Les prêts ont augmenté au cours des mois d’été – les prêts à court terme aux entreprises du secteur de l’énergie ont augmenté dans les prêts aux entreprises, tandis que les prêts à la consommation et les prêts immobiliers aux ménages. Cependant, comme pour les dépôts, l’augmentation nominale des prêts est inférieure au taux d’inflation, explique Purvinņš.

Le portefeuille total de crédit intérieur, hors prêts à l’État, a augmenté de 5,7 % en trois mois, les prêts à l’habitat progressant de 1,5 %, les prêts à la consommation de 6 % et les prêts aux entreprises non financières de 10,1 %. Par conséquent, souligne Purvinņš, le portefeuille de crédit réel soutenant le développement à long terme de l’économie nationale est même en train de se réduire, la seule exception étant les prêts à court terme mentionnés des sociétés non financières.

Le taux de croissance annuel du portefeuille de prêts à court terme a atteint 63 % en août, ces prêts ont augmenté de 53 % pendant les mois d’été, tandis que les prêts à long terme aux sociétés non financières n’ont augmenté que de 2 %, diminuant même sur une base annuelle. . Hors effets des changements et des facteurs ponctuels liés aux changements structurels du secteur bancaire et aux changements de classification des secteurs institutionnels, le taux de croissance annuel global des prêts intérieurs a atteint plus 6,7 % en août, les prêts aux ménages ont représenté plus 4,7 % et prêts aux entreprises non financières 6,1 %.

Le volume des nouveaux prêts émis en juin-août a été 1,5 fois supérieur à celui émis au cours de la période correspondante de l’année dernière, dont 1,7 fois aux entreprises non financières et 1,3 fois aux ménages.

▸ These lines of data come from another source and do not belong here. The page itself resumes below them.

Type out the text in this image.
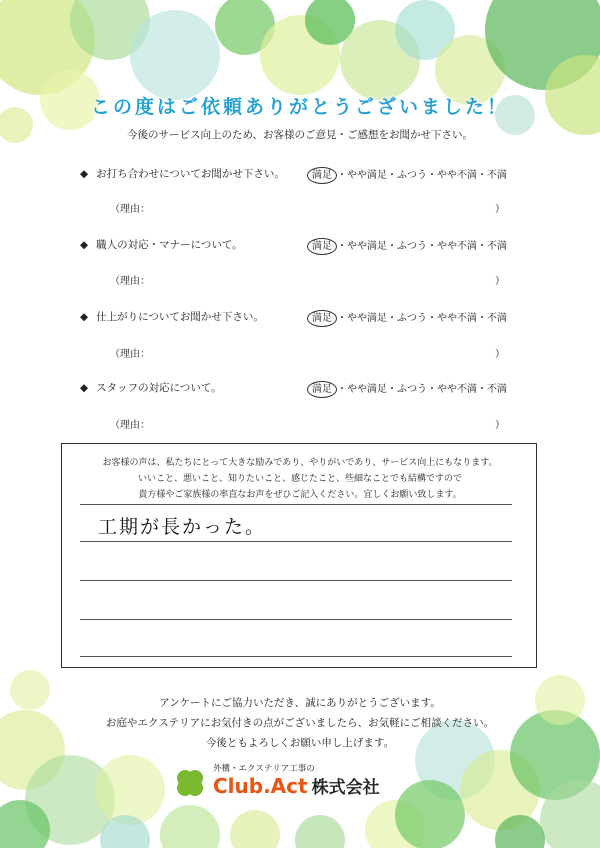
この度はご依頼ありがとうございました！
今後のサービス向上のため、お客様のご意見・ご感想をお聞かせ下さい。
◆ お打ち合わせについてお聞かせ下さい。	満足 ・やや満足・ふつう・やや不満・不満
（理由：	）
◆ 職人の対応・マナーについて。	満足 ・やや満足・ふつう・やや不満・不満
（理由：	）
◆ 仕上がりについてお聞かせ下さい。	満足 ・やや満足・ふつう・やや不満・不満
（理由：	）
◆ スタッフの対応について。	満足 ・やや満足・ふつう・やや不満・不満
（理由：	）
お客様の声は、私たちにとって大きな励みであり、やりがいであり、サービス向上にもなります。
いいこと、悪いこと、知りたいこと、感じたこと、些細なことでも結構ですので
貴方様やご家族様の率直なお声をぜひご記入ください。宜しくお願い致します。
工期が長かった。
アンケートにご協力いただき、誠にありがとうございます。
お庭やエクステリアにお気付きの点がございましたら、お気軽にご相談ください。
今後ともよろしくお願い申し上げます。
外構・エクステリア工事の
Club.Act 株式会社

Cependant, en général, l’importance des prêts dans le financement du développement de l’économie nationale a continué de diminuer – le ratio des prêts au produit intérieur brut est tombé à 36 % au deuxième trimestre de cette année (36,5 % au premier trimestre, 39,1 % au deuxième trimestre il y a un an).

Purvinņš pense que la récession à venir pourrait réduire le niveau de revenu réel, donc les économies sur les comptes bancaires seront utilisées pour couvrir les dépenses aiguës. Si la dépense d’épargne des ménages absorbera partiellement les effets de la crise des prix de l’énergie, comme en témoigne la hausse actuelle des dépôts des entreprises, elle ne durera pas longtemps.

Les ressources obtenues auprès de la banque centrale et du marché interbancaire deviendront plus chères, car l’ère de la politique monétaire de soutien est terminée et la hausse des taux d’intérêt créditeurs est déterminée. La hausse des taux et l’évaluation des risques d’emprunt, au moins au cours des six à neuf prochains mois, réduiront la propension des entreprises et des ménages à emprunter. Purviņš prédit que les banques deviendront également plus prudentes, de sorte que l’augmentation actuelle du portefeuille de prêts à court terme pourrait à nouveau ralentir.